As my customers know, I attempt to be balanced in my thoughts on the metals both positive and negative. This week both gold and silver went below their 50-day moving averages and continue to be well above their 200-day moving averages. These moving averages are what the large money managers and hedge funds look at for their overall trend analysis.
Weighing on the metals this week was an increase in the US Dollar, which has a negative correlation to metals and former FED policy maker and former head of the Cleveland Federal Reserve Bank, Loretta Mester, saying on Tuesday that the market is right that there will not be as many FED interest rate cuts next year based on President Trump’s proposed tariffs.

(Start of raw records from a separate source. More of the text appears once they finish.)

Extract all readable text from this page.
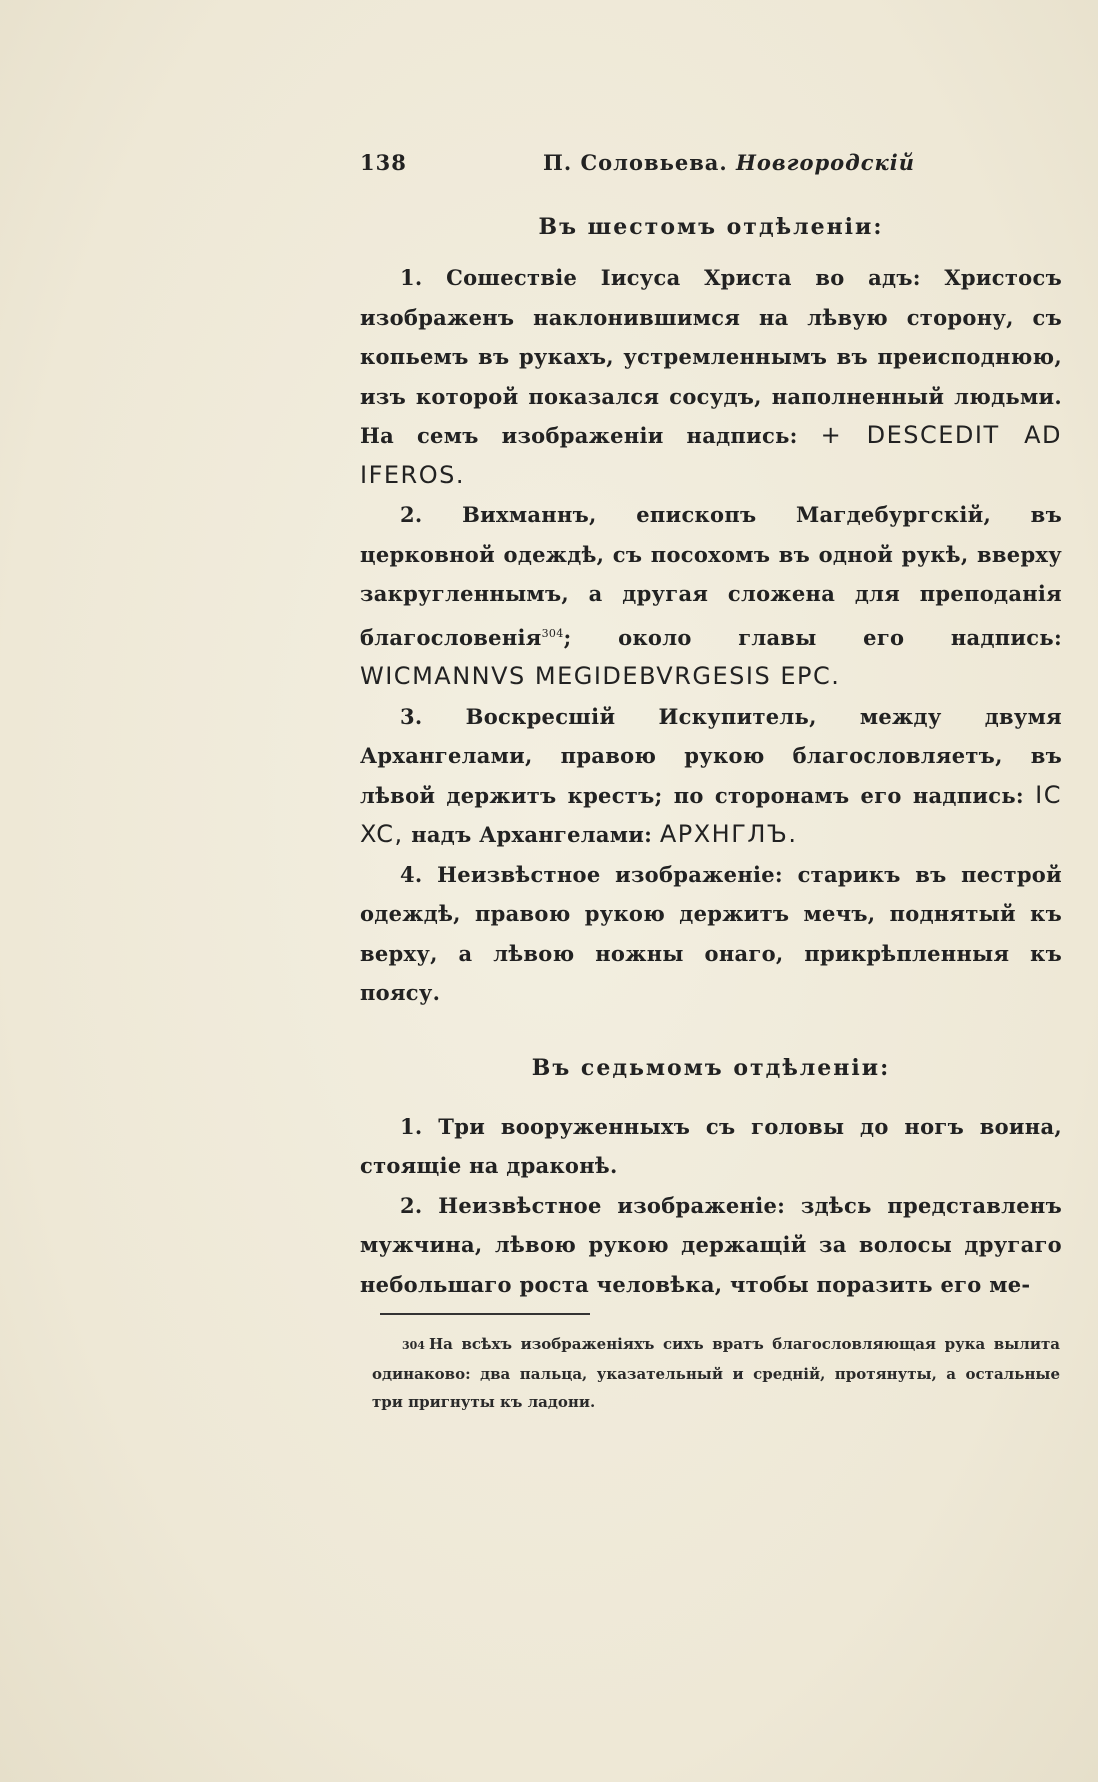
138	П. Соловьева. Новгородскій
Въ шестомъ отдѣленіи:

1. Сошествіе Іисуса Христа во адъ: Христосъ изображенъ наклонившимся на лѣвую сторону, съ копьемъ въ рукахъ, устремленнымъ въ преисподнюю, изъ которой показался сосудъ, наполненный людьми. На семъ изображеніи надпись: + DESCEDIT AD IFEROS.

2. Вихманнъ, епископъ Магдебургскій, въ церковной одеждѣ, съ посохомъ въ одной рукѣ, вверху закругленнымъ, а другая сложена для преподанія благословенія$^{304}$; около главы его надпись: WICMANNVS MEGIDEBVRGESIS EPC.

3. Воскресшій Искупитель, между двумя Архангелами, правою рукою благословляетъ, въ лѣвой держитъ крестъ; по сторонамъ его надпись: IC XC, надъ Архангелами: АРХНГЛЪ.

4. Неизвѣстное изображеніе: старикъ въ пестрой одеждѣ, правою рукою держитъ мечъ, поднятый къ верху, а лѣвою ножны онаго, прикрѣпленныя къ поясу.

Въ седьмомъ отдѣленіи:

1. Три вооруженныхъ съ головы до ногъ воина, стоящіе на драконѣ.

2. Неизвѣстное изображеніе: здѣсь представленъ мужчина, лѣвою рукою держащій за волосы другаго небольшаго роста человѣка, чтобы поразить его ме-

304 На всѣхъ изображеніяхъ сихъ вратъ благословляющая рука вылита одинаково: два пальца, указательный и средній, протянуты, а остальные три пригнуты къ ладони.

On Wednesday, the Consumer Price Index (CPI) came in + .2 % in October in line with expectations with an annual rate of 2.6%. The core CPI number which excludes food and energy was up .3% at an annual rate of 3.3% all above the FED’s 2% inflation target. The CPI numbers are beginning to trend up from this summer’s lows.
On Thursday, the Producer Price Index (PPI) came in at +.2% in October in line with expectations with an annual rate of 2.4%. The core PPI number which excludes food and energy was up .3% at an annual rate of 3.1% all above the FED’s 2% inflation target. In the afternoon party pooper Powell said that the FED is in no rush to lower interest rates. That lowered the stock indices and gold and silver. The metals have rebounded with gold recouping almost all of that drop and silver having recouped that drop and has moved higher.
Thursday saw the crypto prices decline having a moderating effect on metals prices. The stock indices have now had three declining days in a row with the potential for lower prices today. Are metals prices ready for a rebound from, in my opinion, the overreaction to the downside? (I believe so!)